Las palabras congeladas

Miguel-Anxo Murado
Miguel-Anxo Murado VUELTA DE HOJA

OPINIÓN

Edgardo

17 ene 2021 . Actualizado a las 09:59 h.

En Madrid no nevaba así desde Doctor Zhivago. Y aquella nieve no era de verdad, sino la que hacían los atrecistas de los Estudios CEA en Canillas para la película de David Lean. La de esta semana también parecía un decorado, porque la nieve siempre aparenta demasiado perfecta para ser verdad. Caía sobre Madrid con su confeti de hexágonos («seis, seis, seis», escribió Thoreau que canta la nieve al caer), y en la radio decían que era la mayor nevada desde 1971. Yo, en cambio, le pregunté al hombre de la tienda de alimentación de al lado, que es madrileño de toda la vida, y me dijo que jamás había visto una cosa así. Salí con el pequeño Martín, que conocía la nieve, pero ya no la recordaba, y la temperatura era tan baja que me pareció que nos podría pasar como en esa mágica escena del Gargantúa de Rabelais en la que las palabras se congelan «como ciruelas de azúcar» y se quedan ahí, a la espera de que un cañonazo rompa el hielo y se escuche lo que alguien dijo años atrás.

El hielo no ha congelado palabras, pero sí los pasos de todos los que salieron a hollar la nieve. Desde mi ventana he estado observando cómo se ha ido completando ese mapa de las pisadas. Al final del día, el hielo era un catálogo de todos los paseos, excursiones al súper desabastecido, y penosos periplos al trabajo presencial. En el folio en blanco del hielo han quedado fosilizadas las ruedas de los coches que intentaron salir el primer día y dejaron escrita una S de borracho, que el frío ha conservado incluso cuando ya el vehículo logró salir hace dos días. Cada vida humana que ha pasado por la calle ha dejado su muesca, a menudo indiscernible, pero presente: los pasos prudentes que se giran y vuelven por donde han venido; los pies temerosos de un anciano, acompañados del punto y seguido del bastón; las huellas leves del calzado deportivo de una estudiante; las amplias y profundas marcas de las botas de los trabajadores municipales que se paseaban por el barrio con motosierras encendidas, como psicópatas de película de terror, pero haciendo en realidad el indispensable trabajo de podar las ramas de los árboles vencidos por la nieve y el hielo (se ha partido por la mitad la acacia que había frente a mi ventana, y del olivo que hay en Meléndez Valdés con Arcipreste de Hita, y que yo utilizaba para explicarle Andalucía a Martín, no ha quedado más que un mondadientes).

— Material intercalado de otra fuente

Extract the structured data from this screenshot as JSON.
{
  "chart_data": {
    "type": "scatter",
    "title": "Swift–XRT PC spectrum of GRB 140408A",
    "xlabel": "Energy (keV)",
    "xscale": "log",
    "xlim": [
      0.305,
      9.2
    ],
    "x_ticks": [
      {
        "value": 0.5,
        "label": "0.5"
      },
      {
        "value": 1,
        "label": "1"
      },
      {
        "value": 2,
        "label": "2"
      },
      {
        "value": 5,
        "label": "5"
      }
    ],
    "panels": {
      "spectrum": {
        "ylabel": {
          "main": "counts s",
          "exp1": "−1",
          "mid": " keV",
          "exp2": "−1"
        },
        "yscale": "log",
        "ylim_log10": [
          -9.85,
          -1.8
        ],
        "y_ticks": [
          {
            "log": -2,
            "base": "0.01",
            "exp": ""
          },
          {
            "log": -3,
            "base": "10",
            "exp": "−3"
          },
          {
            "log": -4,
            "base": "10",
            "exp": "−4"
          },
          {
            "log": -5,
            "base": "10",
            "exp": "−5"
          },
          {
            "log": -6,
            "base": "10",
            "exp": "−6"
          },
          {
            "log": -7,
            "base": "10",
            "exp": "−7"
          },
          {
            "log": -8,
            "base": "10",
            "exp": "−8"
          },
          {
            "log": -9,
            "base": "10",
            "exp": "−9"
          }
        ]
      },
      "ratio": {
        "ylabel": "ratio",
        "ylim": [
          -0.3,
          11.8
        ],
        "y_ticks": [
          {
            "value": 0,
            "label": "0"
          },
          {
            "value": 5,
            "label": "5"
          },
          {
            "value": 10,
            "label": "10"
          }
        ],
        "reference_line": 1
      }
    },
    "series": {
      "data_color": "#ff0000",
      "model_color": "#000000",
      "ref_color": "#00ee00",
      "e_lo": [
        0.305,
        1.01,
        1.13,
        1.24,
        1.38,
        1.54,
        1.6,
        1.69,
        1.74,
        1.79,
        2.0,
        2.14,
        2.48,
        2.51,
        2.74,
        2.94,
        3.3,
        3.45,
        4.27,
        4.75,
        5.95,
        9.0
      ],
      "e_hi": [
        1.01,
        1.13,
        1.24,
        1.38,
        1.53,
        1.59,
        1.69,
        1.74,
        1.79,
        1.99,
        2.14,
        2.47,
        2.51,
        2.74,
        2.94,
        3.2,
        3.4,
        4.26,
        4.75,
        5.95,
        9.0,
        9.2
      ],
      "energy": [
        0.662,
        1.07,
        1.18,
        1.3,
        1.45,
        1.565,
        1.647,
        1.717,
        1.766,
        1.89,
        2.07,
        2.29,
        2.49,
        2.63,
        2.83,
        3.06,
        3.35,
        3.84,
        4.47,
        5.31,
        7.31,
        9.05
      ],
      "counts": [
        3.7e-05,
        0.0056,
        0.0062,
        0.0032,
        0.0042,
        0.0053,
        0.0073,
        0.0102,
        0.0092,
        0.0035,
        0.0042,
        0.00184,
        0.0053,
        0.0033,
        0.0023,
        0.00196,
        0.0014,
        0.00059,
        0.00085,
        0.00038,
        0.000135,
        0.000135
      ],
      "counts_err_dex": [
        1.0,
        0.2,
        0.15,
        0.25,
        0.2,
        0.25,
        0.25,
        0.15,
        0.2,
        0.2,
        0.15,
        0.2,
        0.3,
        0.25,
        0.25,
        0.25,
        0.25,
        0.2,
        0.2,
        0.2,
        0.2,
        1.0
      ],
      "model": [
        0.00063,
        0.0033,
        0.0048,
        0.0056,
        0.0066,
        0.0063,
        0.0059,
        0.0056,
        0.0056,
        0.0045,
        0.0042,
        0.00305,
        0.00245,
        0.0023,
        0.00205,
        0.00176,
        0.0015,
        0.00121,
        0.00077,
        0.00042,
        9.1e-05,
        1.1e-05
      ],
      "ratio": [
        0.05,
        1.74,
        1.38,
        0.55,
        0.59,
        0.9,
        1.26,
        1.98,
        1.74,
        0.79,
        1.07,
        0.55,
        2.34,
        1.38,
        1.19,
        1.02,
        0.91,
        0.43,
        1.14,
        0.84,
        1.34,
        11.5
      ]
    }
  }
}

El hielo, en fin, ha dejado escrito todo lo que ha nos ha hecho. Tiene buena memoria, y es más longevo de lo que parece. Aunque puede desaparecer en pocos minutos, también puede durar 20.000 años. En Siberia se han encontrado mamuts cuya carne era todavía comestible, y los exploradores polares del siglo XIX se encontraban las huellas de los trineos de otros exploradores que habían pasado por allí años antes que ellos (McClintock encontró las de Parry treinta y ocho años después). Un ojo mínimamente entrenado puede ver el rastro del hielo de hace 15.000 años por todas partes: en la forma que le ha dado a algunos valles; en las estrías norte-sur que se ven en algunas rocas, y que fueron hechas por otras rocas arrastradas durante la Glaciación; en la colina de Brooklyn sobre la que vive mi sobrina Sara. Incluso, si además de la ciencia fuese verdad la literatura, quedará todo lo que hemos dicho estos días, congelado, como en la sátira de Rabelais. Y cuando el sol termine de derretir el hielo se escucharán, en una cacofonía incomprensible pero no exenta de belleza, las maldiciones de los adultos que han visto arruinada su semana y las exclamaciones de asombro de los niños.